To miniprep or not to miniprep, that is the question.

To sequence a large batch of clones, we typically pick clones into 96 well plates containing 50-80 ul of LB/amp with 7.5% glycerol. The plates are grown for 2-3 hours at 37C (can be done in mini-orbital shaker).

At this point, you can use this to innoculate a deep well block for O/N culture and miniprepping. This is the preferred method if your clones contain repetative DNA such as an enriched CA library. Miniprepping gives the best quality DNA for sequencing with no repetative stutter. If you want to sequence through the repetative DNA, and maximize your chance of getting the sequence all in one reaction (just the forward without having to do the reverse), it is best to miniprep and then sequence.

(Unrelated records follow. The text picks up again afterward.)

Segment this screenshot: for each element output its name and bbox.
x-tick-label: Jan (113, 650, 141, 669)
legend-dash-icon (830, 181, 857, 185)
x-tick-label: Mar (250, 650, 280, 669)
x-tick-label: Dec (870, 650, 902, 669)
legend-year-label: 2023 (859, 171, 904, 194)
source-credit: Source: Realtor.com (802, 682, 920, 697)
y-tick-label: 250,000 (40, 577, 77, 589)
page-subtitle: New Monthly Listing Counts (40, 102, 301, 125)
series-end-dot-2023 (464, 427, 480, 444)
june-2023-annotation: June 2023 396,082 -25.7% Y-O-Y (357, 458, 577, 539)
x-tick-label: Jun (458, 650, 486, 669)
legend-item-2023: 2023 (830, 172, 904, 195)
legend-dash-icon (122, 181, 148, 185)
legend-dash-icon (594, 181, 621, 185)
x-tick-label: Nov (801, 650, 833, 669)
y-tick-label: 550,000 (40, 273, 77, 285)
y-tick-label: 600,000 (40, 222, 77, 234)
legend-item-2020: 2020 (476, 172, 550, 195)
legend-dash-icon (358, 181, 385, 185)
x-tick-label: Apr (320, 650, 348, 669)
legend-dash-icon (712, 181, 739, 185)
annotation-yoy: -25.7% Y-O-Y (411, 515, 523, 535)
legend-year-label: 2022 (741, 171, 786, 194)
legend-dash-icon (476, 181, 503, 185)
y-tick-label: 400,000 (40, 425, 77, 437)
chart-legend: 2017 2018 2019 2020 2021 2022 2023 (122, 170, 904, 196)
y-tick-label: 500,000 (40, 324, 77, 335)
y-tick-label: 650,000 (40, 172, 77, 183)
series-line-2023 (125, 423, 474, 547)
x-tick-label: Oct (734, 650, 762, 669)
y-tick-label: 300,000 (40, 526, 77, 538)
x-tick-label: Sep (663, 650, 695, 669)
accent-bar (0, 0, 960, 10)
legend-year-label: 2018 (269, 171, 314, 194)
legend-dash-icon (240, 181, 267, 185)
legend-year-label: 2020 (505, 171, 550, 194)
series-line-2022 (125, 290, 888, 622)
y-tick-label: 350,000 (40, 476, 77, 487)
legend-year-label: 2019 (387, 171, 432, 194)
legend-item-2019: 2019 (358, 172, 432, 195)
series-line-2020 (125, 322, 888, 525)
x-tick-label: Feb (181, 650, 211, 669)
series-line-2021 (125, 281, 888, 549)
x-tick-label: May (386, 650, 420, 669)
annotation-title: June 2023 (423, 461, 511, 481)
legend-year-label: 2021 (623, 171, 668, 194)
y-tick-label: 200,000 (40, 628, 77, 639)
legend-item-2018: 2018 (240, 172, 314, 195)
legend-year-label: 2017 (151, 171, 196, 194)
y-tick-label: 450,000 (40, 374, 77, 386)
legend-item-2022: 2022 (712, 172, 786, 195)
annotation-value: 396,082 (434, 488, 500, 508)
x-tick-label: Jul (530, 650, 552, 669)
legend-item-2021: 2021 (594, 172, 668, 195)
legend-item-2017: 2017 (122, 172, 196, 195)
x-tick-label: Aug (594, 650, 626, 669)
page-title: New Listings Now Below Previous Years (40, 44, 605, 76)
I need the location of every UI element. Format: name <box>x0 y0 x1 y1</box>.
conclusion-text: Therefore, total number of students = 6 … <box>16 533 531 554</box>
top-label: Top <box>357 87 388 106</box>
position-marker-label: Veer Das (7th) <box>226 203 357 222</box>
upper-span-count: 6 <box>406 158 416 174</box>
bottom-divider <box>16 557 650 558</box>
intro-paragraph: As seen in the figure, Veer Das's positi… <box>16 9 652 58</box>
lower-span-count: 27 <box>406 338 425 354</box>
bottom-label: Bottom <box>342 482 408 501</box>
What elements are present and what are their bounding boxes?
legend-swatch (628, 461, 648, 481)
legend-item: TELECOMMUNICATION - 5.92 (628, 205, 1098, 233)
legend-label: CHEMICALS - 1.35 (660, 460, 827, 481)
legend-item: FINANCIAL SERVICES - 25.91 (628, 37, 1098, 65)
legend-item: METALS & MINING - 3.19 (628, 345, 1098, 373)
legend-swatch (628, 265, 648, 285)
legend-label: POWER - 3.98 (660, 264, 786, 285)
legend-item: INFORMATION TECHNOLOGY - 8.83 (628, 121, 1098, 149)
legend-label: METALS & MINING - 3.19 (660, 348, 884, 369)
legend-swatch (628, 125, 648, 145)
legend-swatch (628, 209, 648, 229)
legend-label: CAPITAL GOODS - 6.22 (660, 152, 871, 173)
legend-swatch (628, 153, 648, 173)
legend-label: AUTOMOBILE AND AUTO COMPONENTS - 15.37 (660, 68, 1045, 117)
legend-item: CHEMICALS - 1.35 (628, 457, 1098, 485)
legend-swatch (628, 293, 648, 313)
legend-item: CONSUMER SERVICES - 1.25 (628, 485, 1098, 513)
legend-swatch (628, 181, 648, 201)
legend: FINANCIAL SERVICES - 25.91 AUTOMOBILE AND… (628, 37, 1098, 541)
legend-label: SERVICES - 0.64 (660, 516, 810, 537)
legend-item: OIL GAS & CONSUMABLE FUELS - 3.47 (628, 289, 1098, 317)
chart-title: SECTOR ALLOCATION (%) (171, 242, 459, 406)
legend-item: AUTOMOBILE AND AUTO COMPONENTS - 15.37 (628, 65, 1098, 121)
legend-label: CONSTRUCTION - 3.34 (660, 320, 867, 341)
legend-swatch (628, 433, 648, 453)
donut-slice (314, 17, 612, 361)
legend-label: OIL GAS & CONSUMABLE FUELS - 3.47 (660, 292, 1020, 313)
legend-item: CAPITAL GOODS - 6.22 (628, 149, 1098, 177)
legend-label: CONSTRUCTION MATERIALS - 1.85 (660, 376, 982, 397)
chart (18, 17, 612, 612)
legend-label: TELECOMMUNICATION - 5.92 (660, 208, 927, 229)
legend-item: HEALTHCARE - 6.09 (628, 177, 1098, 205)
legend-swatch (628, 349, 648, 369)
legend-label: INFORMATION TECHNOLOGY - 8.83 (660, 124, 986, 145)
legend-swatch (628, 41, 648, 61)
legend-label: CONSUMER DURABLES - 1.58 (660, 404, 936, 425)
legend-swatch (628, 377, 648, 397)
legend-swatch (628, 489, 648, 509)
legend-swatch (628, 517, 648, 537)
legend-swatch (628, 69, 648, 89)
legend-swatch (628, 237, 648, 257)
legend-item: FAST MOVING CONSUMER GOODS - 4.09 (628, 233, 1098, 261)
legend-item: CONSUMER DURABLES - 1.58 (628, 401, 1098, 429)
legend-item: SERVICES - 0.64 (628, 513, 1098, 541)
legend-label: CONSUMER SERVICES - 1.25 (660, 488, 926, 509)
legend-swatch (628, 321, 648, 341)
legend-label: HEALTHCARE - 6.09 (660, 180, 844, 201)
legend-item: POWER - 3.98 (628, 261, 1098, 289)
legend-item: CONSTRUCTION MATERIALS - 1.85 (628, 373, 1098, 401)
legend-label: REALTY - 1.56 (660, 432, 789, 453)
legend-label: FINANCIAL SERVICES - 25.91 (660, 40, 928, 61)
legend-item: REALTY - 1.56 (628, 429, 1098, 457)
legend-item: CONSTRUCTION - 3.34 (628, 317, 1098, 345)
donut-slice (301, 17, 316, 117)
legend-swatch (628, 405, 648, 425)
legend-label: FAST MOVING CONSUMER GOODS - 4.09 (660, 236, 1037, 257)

For non-repetative DNA you have more choices. Since O/N cultures requires waiting overnight to prep things and since miniprepping can give uneven yields due to variations in clone growth (requiring DNA quantification), it is not always optimal. Miniprepping also costs about $1 per well. An alternative is to PCR the clone inserts, clean up the PCR product (using SPRI with magnetic beads) and then directly sequence these products. In some ways, this is cheaper as the beads are quite inexpensive. I have used this method very successfully for non-repetative DNA. It especially makes sense when you want to PCR for insert size anyway so you are already running the PCR reactions.

There is a new method by Hawkins (Elkin et al. Genome Research 11: 1269) which needs to be tried. This method uses magnetic beads directly on cell culture without any pelleting and resuspension.